天津大学研究生e-Learning平台

An enzyme-linked immunosorbent assay (ELISA) was used to examine the accessibility of GFP11 in the BsLS+GFP11 complex. Purified protein samples of either free GFP11 BsLS or BsLS+GFP11 complex were each added to individual wells in an ELISA plate. The concentration of the BsLS+GFP11 sample was chosen to give the same amount of GFP11 as in the free GFP11 sample. The concentration of the BsLS sample was chosen to give the same concentration of BsLS as in the sample of BsLS+GFP11. An additional sample was prepared in which both GFP11 and BsLS that had each been produced and purified in the absence of each other were mixed together in the same well to see if exogenous BsLS can influence the accessibility of GFP11. For the initial protein adsorbing step, all sample volumes were 50 µL. Proteins were adsorbed to the wells overnight at 4 °C. On the second day,pour off the sample from the well,then the wells were washed with 1% PBST buffer(50 mM sodium phosphate, 150 mM NaCl, pH 7.4,1% Tween 20) for 3 times,every time need 5 min. Then every well was blocked by incubating in 5% non-fat milk(0.5 g non-fat milk was dissolved in 10 mL PBS buffer) for 2 h at 37 °C, followed by additional washing with PBST buffer for 3 times.Every time need to turn upside down the plate and dry it in tissue. 50 µL polyclonal rabbit anti-GFP antibody as the primary antibody was added to the well and incubate at 37 °C for 1 h .Pour the primary antibody from the plate followed washing with PBST for 3 times and every time is 5 min.Next a monoclonal goat anti-rabbit antibody conjugated to horseradish peroxidase as the secondary antibodies was added to the plate.

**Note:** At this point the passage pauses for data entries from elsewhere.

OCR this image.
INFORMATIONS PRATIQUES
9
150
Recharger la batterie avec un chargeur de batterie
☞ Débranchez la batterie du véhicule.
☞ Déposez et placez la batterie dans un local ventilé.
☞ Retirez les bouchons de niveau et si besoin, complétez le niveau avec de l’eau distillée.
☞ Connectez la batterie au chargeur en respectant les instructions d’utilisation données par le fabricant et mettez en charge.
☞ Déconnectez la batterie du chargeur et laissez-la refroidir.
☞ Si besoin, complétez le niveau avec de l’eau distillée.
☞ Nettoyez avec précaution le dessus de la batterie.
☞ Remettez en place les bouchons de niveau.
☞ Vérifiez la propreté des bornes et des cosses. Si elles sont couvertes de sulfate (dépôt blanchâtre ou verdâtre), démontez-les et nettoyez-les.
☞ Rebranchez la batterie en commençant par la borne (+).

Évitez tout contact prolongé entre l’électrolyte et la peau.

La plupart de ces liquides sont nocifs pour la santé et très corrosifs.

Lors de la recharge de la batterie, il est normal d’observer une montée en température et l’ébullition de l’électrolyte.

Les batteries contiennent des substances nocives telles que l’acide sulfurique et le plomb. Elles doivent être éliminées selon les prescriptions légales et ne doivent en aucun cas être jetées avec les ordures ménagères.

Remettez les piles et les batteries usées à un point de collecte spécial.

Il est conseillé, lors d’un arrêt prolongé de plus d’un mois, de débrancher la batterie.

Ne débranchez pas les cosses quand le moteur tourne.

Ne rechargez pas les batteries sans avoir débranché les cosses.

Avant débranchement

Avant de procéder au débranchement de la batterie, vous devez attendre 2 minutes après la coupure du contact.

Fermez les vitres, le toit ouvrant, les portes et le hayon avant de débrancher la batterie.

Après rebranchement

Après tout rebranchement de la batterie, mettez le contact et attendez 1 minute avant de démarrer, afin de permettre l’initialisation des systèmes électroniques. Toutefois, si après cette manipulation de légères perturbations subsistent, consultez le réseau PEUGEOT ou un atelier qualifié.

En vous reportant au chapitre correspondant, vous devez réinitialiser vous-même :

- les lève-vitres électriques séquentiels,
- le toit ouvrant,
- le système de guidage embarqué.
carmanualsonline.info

Antibody binding step were carried out at 37 °C for 1 h .After finishing the binding step,50 µL PBST fill the well to wash the plate for 3 times. The relative amount of bound secondary antibody (and thus of accessible GFP11) was determined by incubating each well with a 50 µL 1% solution of the peroxidase substrate 3,3′,5,5′-tetramethylbenzidine for 10 min at room temperature. Add 0.1% H₂O₂ when use the substrate buffer.After quenching with 50 µL 1 M H₂SO₄ (50 µL) the OD₄₅₀ was then measured. Assays were carried out in triplicate for each protein.